In diese Kategorie fallen eigentlich auch der Film „Dirty Dancing“ und seine Musik (wofür mich nun alle vor allem weiblichen Fans hassen werden, die als junge Mädchen in der zweiten Hälfte der 1980er Jahre für den Film und Patrick Swayze dahin geschmolzen sind…). Jedoch fand ich Franke Prevites schmissigen Titelsong „(I’veHad) The Time ofMy Life“ immer schon gut, was allerdings wesentlich an dem stimmgewaltigen Duett von Bill Medley und Jennifer Warnes hing. Da sind wir bei einem grundsätzlichen Problem von instrumentalen, gesanglosen Ensembleversionen, wie sie das Royal Philharmonic Orchestra massenweise spielt (das auch für das Arrangement verantwortlich zeichnet) – es fehlt etwas! Tempo und Rhythmus waren hervorragend von der NPW und Baumann gewählt, aber der Ersatz der Stimmen durch Holzbläser u.a. macht aus dem bedeutenden Song so oder so „Kaufhausgedudel“, sorry!

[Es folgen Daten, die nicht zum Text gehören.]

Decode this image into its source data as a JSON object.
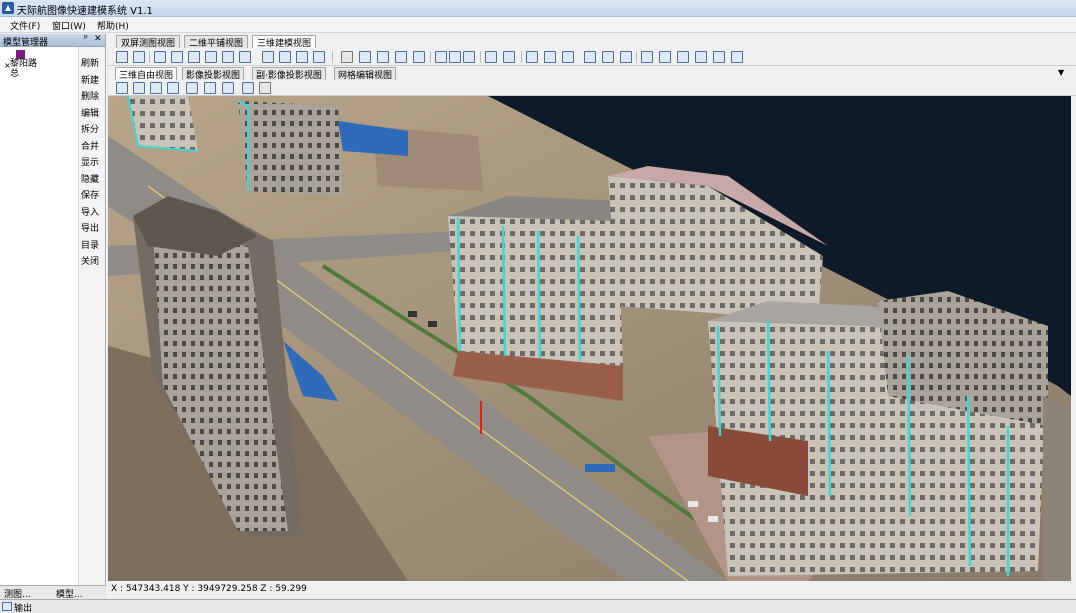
{
  "app": {
    "title": "天际航图像快速建模系统 V1.1"
  },
  "menu": [
    {
      "label": "文件(F)"
    },
    {
      "label": "窗口(W)"
    },
    {
      "label": "帮助(H)"
    }
  ],
  "left_panel": {
    "title": "模型管理器",
    "pin": "ᵖ",
    "close": "✕",
    "tree": {
      "expander": "×",
      "name": "黎阳路总",
      "swatch_color": "#7a1d7a"
    },
    "commands": [
      "刷新",
      "新建",
      "删除",
      "编辑",
      "拆分",
      "合并",
      "显示",
      "隐藏",
      "保存",
      "导入",
      "导出",
      "目录",
      "关闭"
    ]
  },
  "view_tabs": [
    {
      "label": "双屏测图视图",
      "active": false
    },
    {
      "label": "二维平铺视图",
      "active": false
    },
    {
      "label": "三维建模视图",
      "active": true
    }
  ],
  "sub_tabs": [
    {
      "label": "三维自由视图",
      "active": true
    },
    {
      "label": "影像投影视图",
      "active": false
    },
    {
      "label": "副·影像投影视图",
      "active": false
    },
    {
      "label": "网格编辑视图",
      "active": false
    }
  ],
  "dropdown_icon": "▼",
  "status": {
    "coords": "X : 547343.418 Y : 3949729.258 Z : 59.299"
  },
  "bottom_tabs": [
    {
      "label": "测图..."
    },
    {
      "label": "模型..."
    }
  ],
  "output": {
    "label": "输出"
  },
  "colors": {
    "sky": "#0f1a28",
    "cyan_edges": "#3fd6d6",
    "ground": "#9a8a74"
  }
}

Dagegen sind bei „La La Land“ sowohl Handlung als auch Musik komplexer, kritischer und führen zu keinem Happy End. Dieser höhere Anspruch macht die Musik gleich um Längen besser. Justin Hurwitz‘ „La La Land“-Konzertsuite zeichnet die Dramatik und Tragik gut nach. Fulminant und einfach schön war die Interpretation der NPW. Gleiches gilt für „Die Möwe Jonathan“, Musik von Lee Holdridge, mit zeitlos schönem, spätromantischem Duktus, melancholisch und berührend – und in bester Interpretation.

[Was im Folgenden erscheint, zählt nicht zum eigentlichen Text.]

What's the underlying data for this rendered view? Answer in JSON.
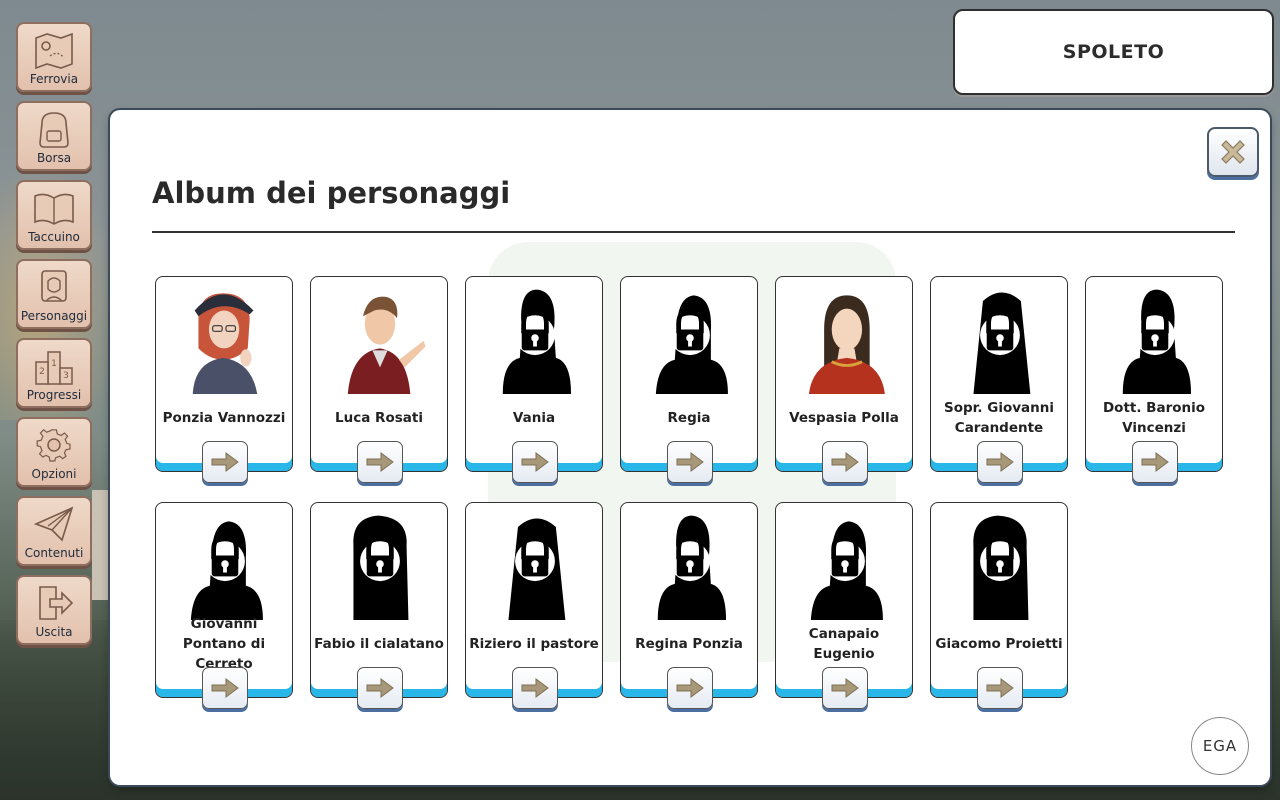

Sympathisch, eben auch in seiner Abneigung gegen die banale Pseudoromantik solcher Film- und Musik-Machwerke und gegen Happy-Ends, waren die launigen Einlagen des Moderators Carsten Kirchmeier, sonst vor allem Regisseur am Musiktheater im Revier. Er zeigte sich als klarer Fan des Horrorfilm-Genres. Davon gab es das Hauptthema aus John Carpenters „Halloween“ und aus „Poltergeist“ „Night oft thebeast“ von Jerry Goldsmith. Während Letzteres den Horror gut charakterisierte und in Musik setzte, die schrecklich unheimlich herüberkam, habe ich mit einer Orchesterfassung der von Carpenter im Original bewusst minimalistisch besetzten Klavier- und Synthesizermusik meine Probleme – so glanzvoll auch die Interpretation war, für dieses Stück war sie erdrückend! Das Abschlussstück betraf eine Gruselkomödie: „Ghostbusters“, hier der Titelsong von Ray Parker, Jr. – sehr schwungvoll und das Orchester hier kein bisschen mehr klassisch… hier fand ich die Version nun wieder äußerst gelungen, auch ohne Gesang!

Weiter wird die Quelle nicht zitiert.